Burmistrova, D.; Gultiaeva, N.; Danilova, K.; Kravtsov, I.; Solovyev, A.; Kartashova, A.; Voronina, O.; Kunda, M.; Ryzhova, N.; Ermolova, E.; Mazorchuk, P.; Ryzhova, K.; Davydova, L.; Baturova, V.; Gutnikov, A.; Kolesnikova, I. V.; Shelkovnikova, O.; Romanova, Y. M.; Tsarenko, S.; Gintsburg, A. L.; Logunov, D.

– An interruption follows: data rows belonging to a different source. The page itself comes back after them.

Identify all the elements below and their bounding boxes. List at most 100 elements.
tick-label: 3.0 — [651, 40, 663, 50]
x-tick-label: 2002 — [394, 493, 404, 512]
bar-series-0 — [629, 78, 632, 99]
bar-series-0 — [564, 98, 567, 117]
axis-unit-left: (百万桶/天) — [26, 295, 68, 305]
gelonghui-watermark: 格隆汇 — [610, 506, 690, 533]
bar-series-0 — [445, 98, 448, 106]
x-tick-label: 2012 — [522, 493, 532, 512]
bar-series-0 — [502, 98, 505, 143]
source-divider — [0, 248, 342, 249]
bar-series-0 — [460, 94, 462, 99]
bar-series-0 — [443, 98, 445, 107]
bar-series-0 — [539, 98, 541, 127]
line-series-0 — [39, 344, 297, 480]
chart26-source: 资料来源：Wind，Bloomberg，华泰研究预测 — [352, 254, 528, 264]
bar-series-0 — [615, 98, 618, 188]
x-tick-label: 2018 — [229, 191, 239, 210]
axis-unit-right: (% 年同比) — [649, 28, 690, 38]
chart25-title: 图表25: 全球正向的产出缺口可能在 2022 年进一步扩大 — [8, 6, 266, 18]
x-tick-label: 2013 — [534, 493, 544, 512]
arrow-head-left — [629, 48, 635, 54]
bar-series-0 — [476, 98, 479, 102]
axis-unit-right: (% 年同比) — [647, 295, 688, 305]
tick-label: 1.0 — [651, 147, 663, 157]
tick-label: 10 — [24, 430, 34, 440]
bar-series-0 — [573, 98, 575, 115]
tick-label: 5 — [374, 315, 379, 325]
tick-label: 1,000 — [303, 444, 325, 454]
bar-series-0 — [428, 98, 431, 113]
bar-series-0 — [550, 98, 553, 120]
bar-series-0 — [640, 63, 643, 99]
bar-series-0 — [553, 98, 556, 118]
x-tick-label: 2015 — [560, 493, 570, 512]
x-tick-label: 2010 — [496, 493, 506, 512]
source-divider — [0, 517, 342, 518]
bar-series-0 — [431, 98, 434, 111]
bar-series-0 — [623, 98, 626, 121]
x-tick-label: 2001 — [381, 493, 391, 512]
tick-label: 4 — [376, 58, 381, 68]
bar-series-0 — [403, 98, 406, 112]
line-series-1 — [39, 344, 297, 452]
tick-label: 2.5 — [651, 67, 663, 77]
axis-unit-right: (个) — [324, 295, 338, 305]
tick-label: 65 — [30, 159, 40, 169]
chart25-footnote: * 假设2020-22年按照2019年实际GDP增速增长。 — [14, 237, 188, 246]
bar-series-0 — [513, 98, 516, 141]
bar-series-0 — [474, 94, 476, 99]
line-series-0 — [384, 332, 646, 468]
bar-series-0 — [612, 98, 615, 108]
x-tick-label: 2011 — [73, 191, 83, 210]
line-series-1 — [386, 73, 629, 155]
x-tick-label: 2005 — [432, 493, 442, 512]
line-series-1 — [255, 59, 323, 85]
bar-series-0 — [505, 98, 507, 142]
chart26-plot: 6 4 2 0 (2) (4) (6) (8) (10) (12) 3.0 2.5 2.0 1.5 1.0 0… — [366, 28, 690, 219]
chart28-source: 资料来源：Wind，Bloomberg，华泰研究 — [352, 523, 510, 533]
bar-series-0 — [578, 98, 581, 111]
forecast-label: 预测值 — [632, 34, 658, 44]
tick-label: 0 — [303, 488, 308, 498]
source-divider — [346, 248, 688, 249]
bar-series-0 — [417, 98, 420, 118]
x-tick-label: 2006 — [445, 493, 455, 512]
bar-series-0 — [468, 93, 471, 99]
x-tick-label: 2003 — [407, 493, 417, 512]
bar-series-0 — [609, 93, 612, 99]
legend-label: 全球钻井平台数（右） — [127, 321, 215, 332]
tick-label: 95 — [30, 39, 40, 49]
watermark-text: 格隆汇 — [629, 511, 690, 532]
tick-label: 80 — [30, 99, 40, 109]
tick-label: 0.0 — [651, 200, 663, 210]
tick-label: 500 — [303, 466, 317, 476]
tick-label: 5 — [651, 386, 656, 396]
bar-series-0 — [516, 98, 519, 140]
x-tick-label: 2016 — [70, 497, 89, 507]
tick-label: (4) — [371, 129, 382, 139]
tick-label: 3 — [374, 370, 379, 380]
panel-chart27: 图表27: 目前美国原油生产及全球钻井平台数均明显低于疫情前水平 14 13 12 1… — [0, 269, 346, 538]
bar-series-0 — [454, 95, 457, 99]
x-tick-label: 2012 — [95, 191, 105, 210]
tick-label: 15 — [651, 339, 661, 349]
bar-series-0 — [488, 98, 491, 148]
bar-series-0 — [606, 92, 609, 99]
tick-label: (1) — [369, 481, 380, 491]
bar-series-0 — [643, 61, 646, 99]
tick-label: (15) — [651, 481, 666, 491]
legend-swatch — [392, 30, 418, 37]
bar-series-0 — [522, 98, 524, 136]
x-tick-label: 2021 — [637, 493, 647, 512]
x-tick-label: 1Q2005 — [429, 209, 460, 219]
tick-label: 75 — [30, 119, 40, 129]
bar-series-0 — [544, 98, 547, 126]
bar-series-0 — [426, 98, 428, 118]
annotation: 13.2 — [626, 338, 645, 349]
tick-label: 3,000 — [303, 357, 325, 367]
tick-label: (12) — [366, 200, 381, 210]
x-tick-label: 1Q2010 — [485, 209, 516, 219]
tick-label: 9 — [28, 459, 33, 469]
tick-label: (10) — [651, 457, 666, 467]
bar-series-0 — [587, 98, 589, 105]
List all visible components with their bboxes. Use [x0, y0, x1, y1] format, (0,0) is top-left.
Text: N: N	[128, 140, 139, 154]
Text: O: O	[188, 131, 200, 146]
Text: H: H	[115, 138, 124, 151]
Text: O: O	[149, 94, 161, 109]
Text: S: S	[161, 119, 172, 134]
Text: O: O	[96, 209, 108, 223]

Biofilms pose a significant challenge to antimicrobial therapy. Bacteria in biofilms differ from planktonic counterpart in their altered metabolism, collective behavior, protective role of extracellular matrix and diversified microbial subpopulations. These attributions significantly influence bioavailability and activity of antibiotics. The presence of bacterial aggregates during acute infections expands the problem to many other conditions previously not discussed in the biofilm context. Klebsiella pneumoniae is a leading cause of life-threatening hospital-acquired infections and is included in the WHO Bacterial Priority Pathogens List due to increasing antimicrobial resistance. The combination of antimicrobial resistance and the ability to form biofilms severely limits the efficacy of antibiotic treatments. In this study, we investigated the in vitro susceptibility of mature biofilms to 13 antimicrobials of K. pneumoniae clinical isolates from a single hospital. The resistance profiles of the local clinical isolates were consistent with the global epidemiology of K. pneumoniae. Minimal biofilm eradication concentrations (MBEC) for mature biofilms were defined with two assays (biomass and metabolic activity measurements) and brought into relation with susceptibility breakpoints and plasma (Cmax). Colistin sulfate, tigecycline, cephalosporins and combination of imipenem with cilastatin were the most potent biomass eradicators, while suppression of metabolic activity was barely reachable. Moreover, we observed a notable increase in metabolic activity upon exposure to sub-MBEC concentrations of antibiotics. Finally, our data broach a subject of antibiotic prioritization with respect to biofilm tolerance.